Compensatory damages

41. The claimant seeks maximum compensatory damages in the sum of Kshs 360,000/=. Having found that his dismissal was unfair, I will award the claimant compensatory damages equivalent to seven (7) months’ gross salary. This award has been informed by the length of the employment relationship and the fact that respondent did not justify the reasons for the claimant’s dismissal and failed to accord him a fair hearing.

Certificate of service

42. The employment relationship having been admitted, the claimant is entitled to a certificate of service pursuant to section 51(1) of the Employment Act.

Conclusion

43. In the final analysis, I enter judgment in favour of the claimant as follows:

a.7 months’ gross salary in compensation……………Kshs 210,000. 00

b. 4 month’s salary in lieu of notice…………………...Kshs 120,000. 00

c. Untaken leave days…………………………………Kshs    4,300. 00

d. 10 days worked in march, 2016……………………. Kshs   10,000. 00

Total                                                                         Kshs 236,300. 00

44. The award will be subject to interest at court rates from the date of judgment until payment in full.

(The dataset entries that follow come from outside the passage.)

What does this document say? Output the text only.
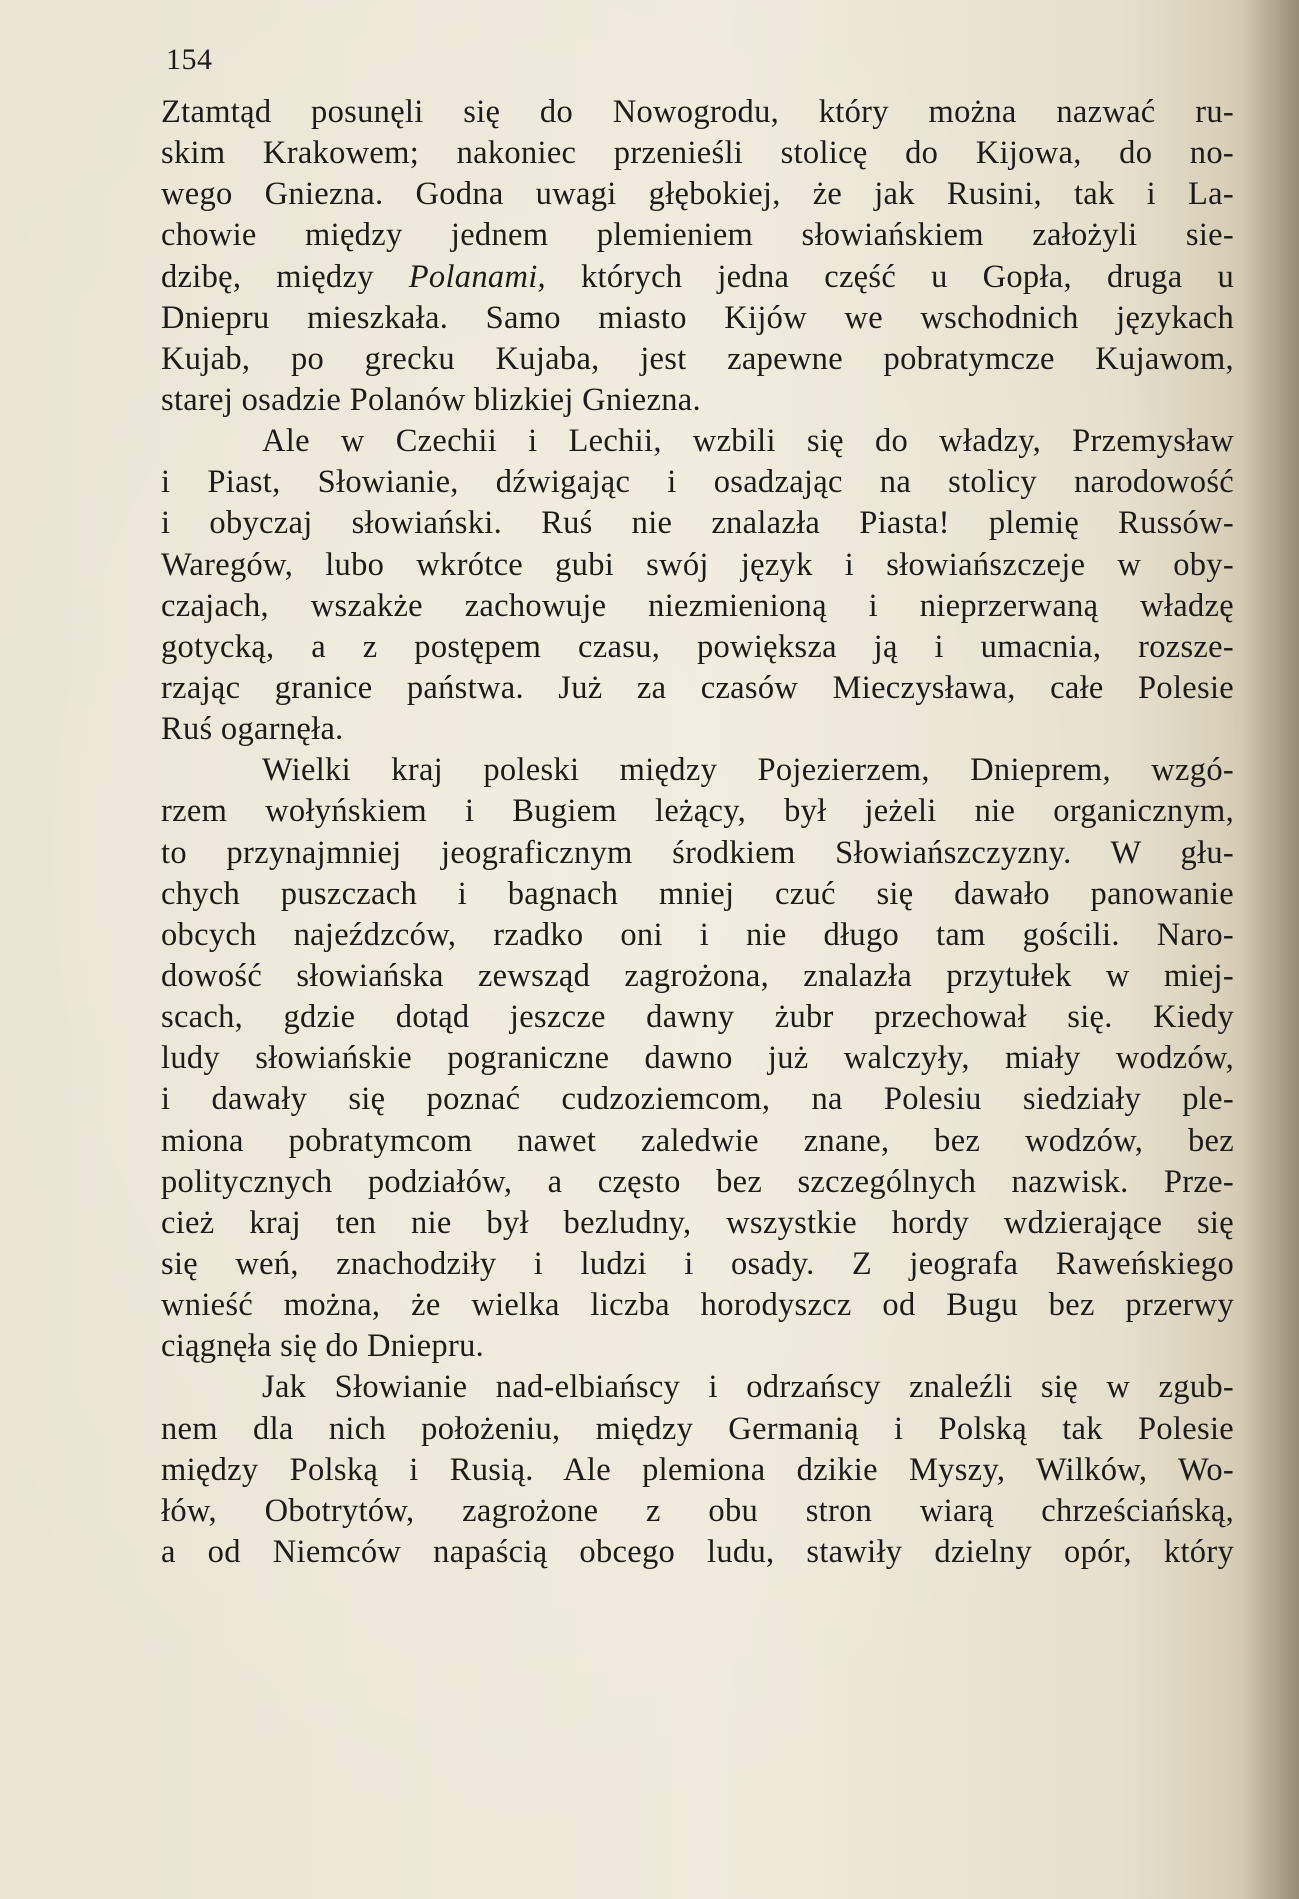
154
Ztamtąd posunęli się do Nowogrodu, który można nazwać ru-
skim Krakowem; nakoniec przenieśli stolicę do Kijowa, do no-
wego Gniezna. Godna uwagi głębokiej, że jak Rusini, tak i La-
chowie między jednem plemieniem słowiańskiem założyli sie-
dzibę, między Polanami, których jedna część u Gopła, druga u
Dniepru mieszkała. Samo miasto Kijów we wschodnich językach
Kujab, po grecku Kujaba, jest zapewne pobratymcze Kujawom,
starej osadzie Polanów blizkiej Gniezna.
Ale w Czechii i Lechii, wzbili się do władzy, Przemysław
i Piast, Słowianie, dźwigając i osadzając na stolicy narodowość
i obyczaj słowiański. Ruś nie znalazła Piasta! plemię Russów-
Waregów, lubo wkrótce gubi swój język i słowiańszczeje w oby-
czajach, wszakże zachowuje niezmienioną i nieprzerwaną władzę
gotycką, a z postępem czasu, powiększa ją i umacnia, rozsze-
rzając granice państwa. Już za czasów Mieczysława, całe Polesie
Ruś ogarnęła.
Wielki kraj poleski między Pojezierzem, Dnieprem, wzgó-
rzem wołyńskiem i Bugiem leżący, był jeżeli nie organicznym,
to przynajmniej jeograficznym środkiem Słowiańszczyzny. W głu-
chych puszczach i bagnach mniej czuć się dawało panowanie
obcych najeźdzców, rzadko oni i nie długo tam gościli. Naro-
dowość słowiańska zewsząd zagrożona, znalazła przytułek w miej-
scach, gdzie dotąd jeszcze dawny żubr przechował się. Kiedy
ludy słowiańskie pograniczne dawno już walczyły, miały wodzów,
i dawały się poznać cudzoziemcom, na Polesiu siedziały ple-
miona pobratymcom nawet zaledwie znane, bez wodzów, bez
politycznych podziałów, a często bez szczególnych nazwisk. Prze-
cież kraj ten nie był bezludny, wszystkie hordy wdzierające się
się weń, znachodziły i ludzi i osady. Z jeografa Raweńskiego
wnieść można, że wielka liczba horodyszcz od Bugu bez przerwy
ciągnęła się do Dniepru.
Jak Słowianie nad-elbiańscy i odrzańscy znaleźli się w zgub-
nem dla nich położeniu, między Germanią i Polską tak Polesie
między Polską i Rusią. Ale plemiona dzikie Myszy, Wilków, Wo-
łów, Obotrytów, zagrożone z obu stron wiarą chrześciańską,
a od Niemców napaścią obcego ludu, stawiły dzielny opór, który
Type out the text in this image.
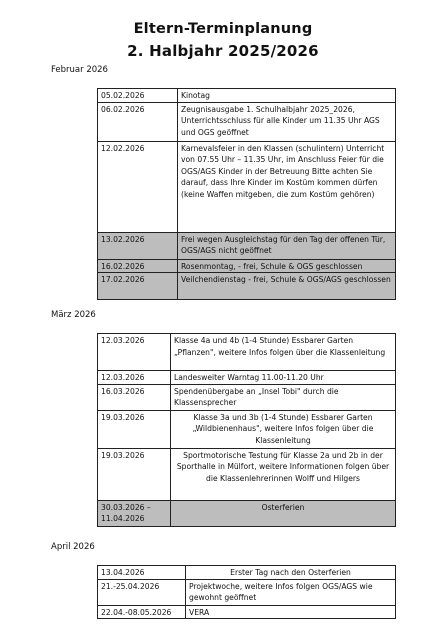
Eltern-Terminplanung
2. Halbjahr 2025/2026
Februar 2026
05.02.2026	Kinotag
06.02.2026	Zeugnisausgabe 1. Schulhalbjahr 2025_2026, Unterrichtsschluss für alle Kinder um 11.35 Uhr AGS und OGS geöffnet
12.02.2026	Karnevalsfeier in den Klassen (schulintern) Unterricht von 07.55 Uhr – 11.35 Uhr, im Anschluss Feier für die OGS/AGS Kinder in der Betreuung Bitte achten Sie darauf, dass Ihre Kinder im Kostüm kommen dürfen (keine Waffen mitgeben, die zum Kostüm gehören)
13.02.2026	Frei wegen Ausgleichstag für den Tag der offenen Tür, OGS/AGS nicht geöffnet
16.02.2026	Rosenmontag, - frei, Schule & OGS geschlossen
17.02.2026	Veilchendienstag - frei, Schule & OGS/AGS geschlossen
März 2026
12.03.2026	Klasse 4a und 4b (1-4 Stunde) Essbarer Garten „Pflanzen", weitere Infos folgen über die Klassenleitung
12.03.2026	Landesweiter Warntag 11.00-11.20 Uhr
16.03.2026	Spendenübergabe an „Insel Tobi" durch die Klassensprecher
19.03.2026	Klasse 3a und 3b (1-4 Stunde) Essbarer Garten „Wildbienenhaus", weitere Infos folgen über die Klassenleitung
19.03.2026	Sportmotorische Testung für Klasse 2a und 2b in der Sporthalle in Mülfort, weitere Informationen folgen über die Klassenlehrerinnen Wolff und Hilgers
30.03.2026 – 11.04.2026	Osterferien
April 2026
13.04.2026	Erster Tag nach den Osterferien
21.-25.04.2026	Projektwoche, weitere Infos folgen OGS/AGS wie gewohnt geöffnet
22.04.-08.05.2026	VERA
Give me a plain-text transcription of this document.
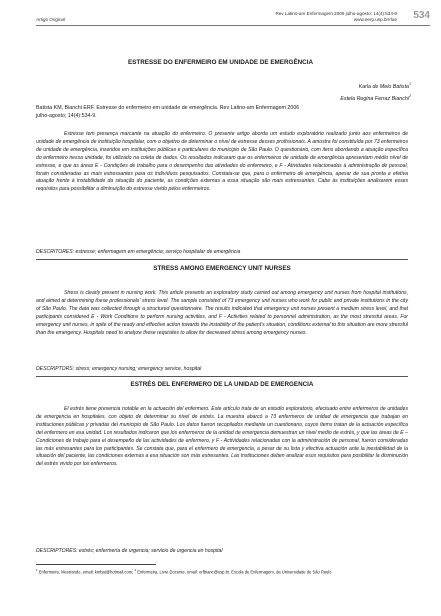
Artigo Original
Rev Latino-am Enfermagem 2006 julho-agosto; 14(4):534-9
www.eerp.usp.br/rlae 534
ESTRESSE DO ENFERMEIRO EM UNIDADE DE EMERGÊNCIA
Karla de Melo Batista$^1$
Estela Regina Ferraz Bianchi$^2$
Batista KM, Bianchi ERF. Estresse do enfermeiro em unidade de emergência. Rev Latino-am Enfermagem 2006
julho-agosto; 14(4):534-9.
Estresse tem presença marcante na atuação do enfermeiro. O presente artigo aborda um estudo exploratório realizado junto aos enfermeiros de unidade de emergência de instituição hospitalar, com o objetivo de determinar o nível de estresse desses profissionais. A amostra foi constituída por 73 enfermeiros de unidade de emergência, inseridos em instituições públicas e particulares do município de São Paulo. O questionário, com itens abordando a atuação específica do enfermeiro nessa unidade, foi utilizado na coleta de dados. Os resultados indicaram que os enfermeiros de unidade de emergência apresentam médio nível de estresse, e que as áreas E - Condições de trabalho para o desempenho das atividades do enfermeiro, e F - Atividades relacionadas à administração de pessoal, foram consideradas as mais estressantes para os indivíduos pesquisados. Constata-se que, para o enfermeiro de emergência, apesar de sua pronta e efetiva atuação frente à instabilidade da situação do paciente, as condições externas a essa situação são mais estressantes. Cabe às instituições analisarem esses requisitos para possibilitar a diminuição do estresse vivido pelos enfermeiros.
DESCRITORES: estresse; enfermagem em emergência; serviço hospitalar de emergência
STRESS AMONG EMERGENCY UNIT NURSES
Stress is clearly present in nursing work. This article presents an exploratory study carried out among emergency unit nurses from hospital institutions, and aimed at determining these professionals' stress level. The sample consisted of 73 emergency unit nurses who work for public and private institutions in the city of São Paulo. The data was collected through a structured questionnaire. The results indicated that emergency unit nurses present a medium stress level, and that participants considered E - Work Conditions to perform nursing activities, and F - Activities related to personnel administration, as the most stressful areas. For emergency unit nurses, in spite of the ready and effective action towards the instability of the patient's situation, conditions external to this situation are more stressful than the emergency. Hospitals need to analyze these requisites to allow for decreased stress among emergency nurses.
DESCRIPTORS: stress; emergency nursing; emergency service, hospital
ESTRÉS DEL ENFERMERO DE LA UNIDAD DE EMERGENCIA
El estrés tiene presencia notable en la actuación del enfermero. Este artículo trata de un estudio exploratorio, efectuado entre enfermeros de unidades de emergencia en hospitales, con objeto de determinar su nivel de estrés. La muestra abarcó a 73 enfermeros de unidad de emergencia que trabajan en instituciones públicas y privadas del municipio de São Paulo. Los datos fueron recopilados mediante un cuestionario, cuyos ítems tratan de la actuación específica del enfermero en esa unidad. Los resultados indicaron que los enfermeros de la unidad de emergencia demuestran un nivel medio de estrés, y que las áreas de E – Condiciones de trabajo para el desempeño de las actividades de enfermero, y F - Actividades relacionadas con la administración de personal, fueron consideradas las más estresantes para los participantes. Se constata que, para el enfermero de emergencia, a pesar de su lista y efectiva actuación ante la inestabilidad de la situación del paciente, las condiciones externas a esa situación son más estresantes. Las instituciones deben analizar esos requisitos para posibilitar la disminución del estrés vivido por los enfermeros.
DESCRIPTORES: estrés; enfermería de urgencia; servicio de urgencia en hospital
$^1$ Enfermeira, Mestrando, email: kmbat@hotmail.com; $^2$ Enfermeira, Livre Docente, email: erfbianc@usp.br. Escola de Enfermagem, da Universidade de São Paulo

45. The respondent shall also bear the costs of this claim.

DATED, SIGNEDAND DELIVERED AT NAIROBI THIS 30TH DAY OF NOVEMBER, 2021

.............................

STELLA RUTTO

JUDGE

Appearance:

For Claimant               Mr. Kirimi

For the Respondent      No appearance

Court assistant             Barille Sora

ORDER

In view of the declaration of measures restricting court operations due to the COVID-19 pandemic and in light of the directions issued by His Lordship, the Chief Justice on 15th March 2020 and subsequent directions of 21st April 2020 that judgments and rulings shall be delivered through video conferencing or via email.  They have waived compliance with Order 21 Rule 1 of the Civil Procedure Rules, which requires that all judgments and rulings be pronounced in open court. In permitting this course, this court had been guided by Article 159(2)(d) of the Constitution which requires the court to eschew undue technicalities in delivering justice, the right of access to justice guaranteed to every person under Article 48 of the Constitution and the provisions of Section 1B of the Civil Procedure Act (Chapter 21 of the Laws of Kenya) which impose on this court the duty of the court, inter alia, to use suitable technology to enhance the overriding objective which is to facilitate just, expeditious, proportionate and affordable resolution of civil disputes.